When my son, Wyatt, was around three years old, my husband and I were driving him to swimming lessons when I noticed a red pickup in front of us driving erratically.
“Lookout! Whoever’s driving that red pickup truck is a nut!” I said.
From his car seat in the back Wyatt piped up, “That red pickup is goin’ nutty nutty!”
From the front seat we laughed on cue, and from that point on for about a year any time we went anywhere, Wyatt served as The Red Pickup Patrol.
Go to town for groceries — he’d see two or three or ten red pickups.
Take a road trip to visit the grandparents in Nebraska — it seemed like he’d see hundreds of red pickups.
And if one of those pickup zipped pass us on the interstate or zoomed around a corner, he’d say, “There’s that red pickup goin’ nutty-nutty again!”
Wyatt showed me the truth — we find what we look for.

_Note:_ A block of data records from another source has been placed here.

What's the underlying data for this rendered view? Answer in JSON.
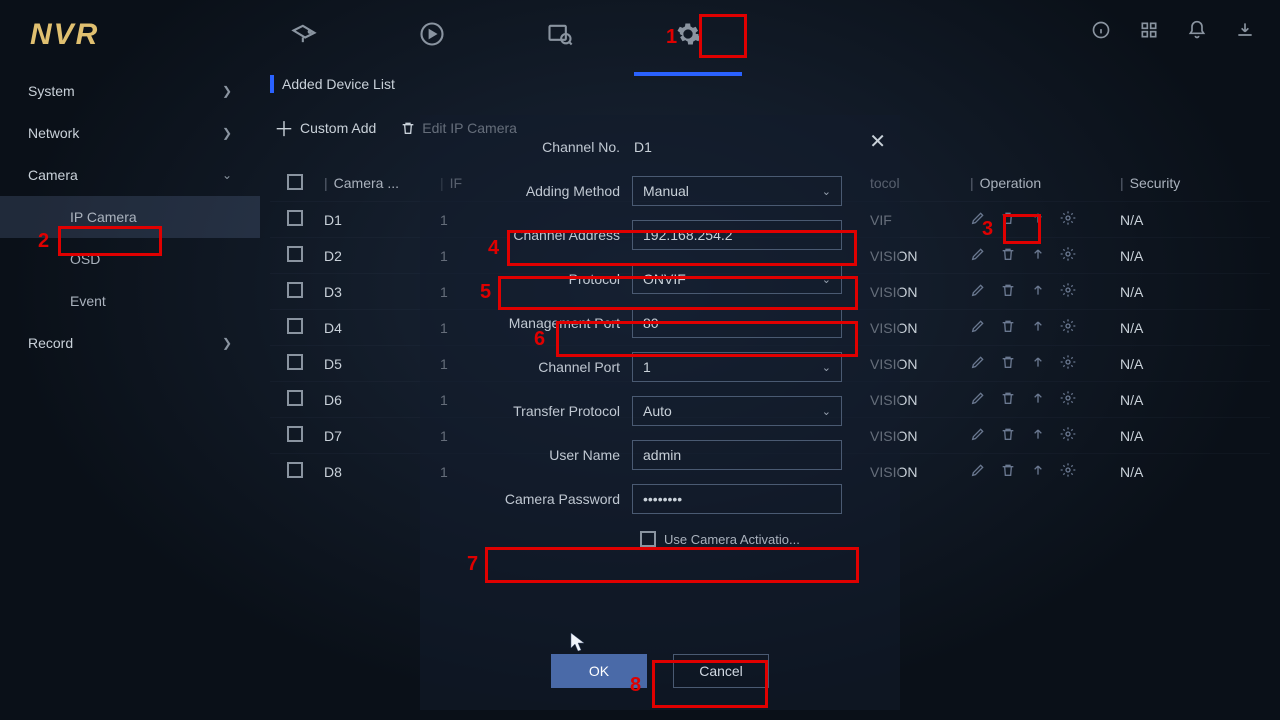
{
  "logo": "NVR",
  "sidebar": {
    "system": "System",
    "network": "Network",
    "camera": "Camera",
    "ip_camera": "IP Camera",
    "osd": "OSD",
    "event": "Event",
    "record": "Record"
  },
  "content": {
    "header": "Added Device List",
    "custom_add": "Custom Add",
    "edit_ip": "Edit IP Camera",
    "columns": {
      "camera": "Camera ...",
      "ip_prefix": "IF",
      "protocol": "tocol",
      "operation": "Operation",
      "security": "Security"
    },
    "rows": [
      {
        "cam": "D1",
        "ip": "1",
        "proto": "VIF",
        "sec": "N/A"
      },
      {
        "cam": "D2",
        "ip": "1",
        "proto": "VISION",
        "sec": "N/A"
      },
      {
        "cam": "D3",
        "ip": "1",
        "proto": "VISION",
        "sec": "N/A"
      },
      {
        "cam": "D4",
        "ip": "1",
        "proto": "VISION",
        "sec": "N/A"
      },
      {
        "cam": "D5",
        "ip": "1",
        "proto": "VISION",
        "sec": "N/A"
      },
      {
        "cam": "D6",
        "ip": "1",
        "proto": "VISION",
        "sec": "N/A"
      },
      {
        "cam": "D7",
        "ip": "1",
        "proto": "VISION",
        "sec": "N/A"
      },
      {
        "cam": "D8",
        "ip": "1",
        "proto": "VISION",
        "sec": "N/A"
      }
    ]
  },
  "modal": {
    "channel_no_label": "Channel No.",
    "channel_no": "D1",
    "adding_method_label": "Adding Method",
    "adding_method": "Manual",
    "channel_address_label": "Channel Address",
    "channel_address": "192.168.254.2",
    "protocol_label": "Protocol",
    "protocol": "ONVIF",
    "mgmt_port_label": "Management Port",
    "mgmt_port": "80",
    "channel_port_label": "Channel Port",
    "channel_port": "1",
    "transfer_label": "Transfer Protocol",
    "transfer": "Auto",
    "user_label": "User Name",
    "user": "admin",
    "pwd_label": "Camera Password",
    "pwd": "••••••••",
    "activation": "Use Camera Activatio...",
    "ok": "OK",
    "cancel": "Cancel"
  },
  "annotations": [
    "1",
    "2",
    "3",
    "4",
    "5",
    "6",
    "7",
    "8"
  ]
}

When we looked for red pickups, red pickups were everywhere!
This morning, while running some errands, I decided to look for little blue coupes.
Not two miles down the road — there was a little blue coupe coming down the on-ramp and another one at a stoplight.
But the exact same principle holds true with our daily lives. We find what we teach ourselves to look for.
If we make habits of looking for people and situations that slight and belittle us — things that make us feel “less than” — we will find them in heaps, loads, and buckets.
It’s a twist on “be careful what you wish for,” be mindful of what you look for.
Seven years ago today — August 1, 2012 — I started my public journey toward #ThisDaysJoy with the first post I made on my Facebook timeline by recording a small, joyful moment in what was otherwise a glum and grumpy day.
Watching the cat run through the house and try to turn a quick corner on hardwood floors.
That first post was spontaneous, but looking for a small bright spot the next day was intentional.
Watching the zinnias and cosmos in the flower garden bob their heads in the breeze.
And so was the third day, and the fourth, and each and every day since then.
It’s about being intentional and seeing the difference that good intention makes in everyday living.
It’s about making a habit of looking for joy the way a three-year-old looks for red pickup trucks.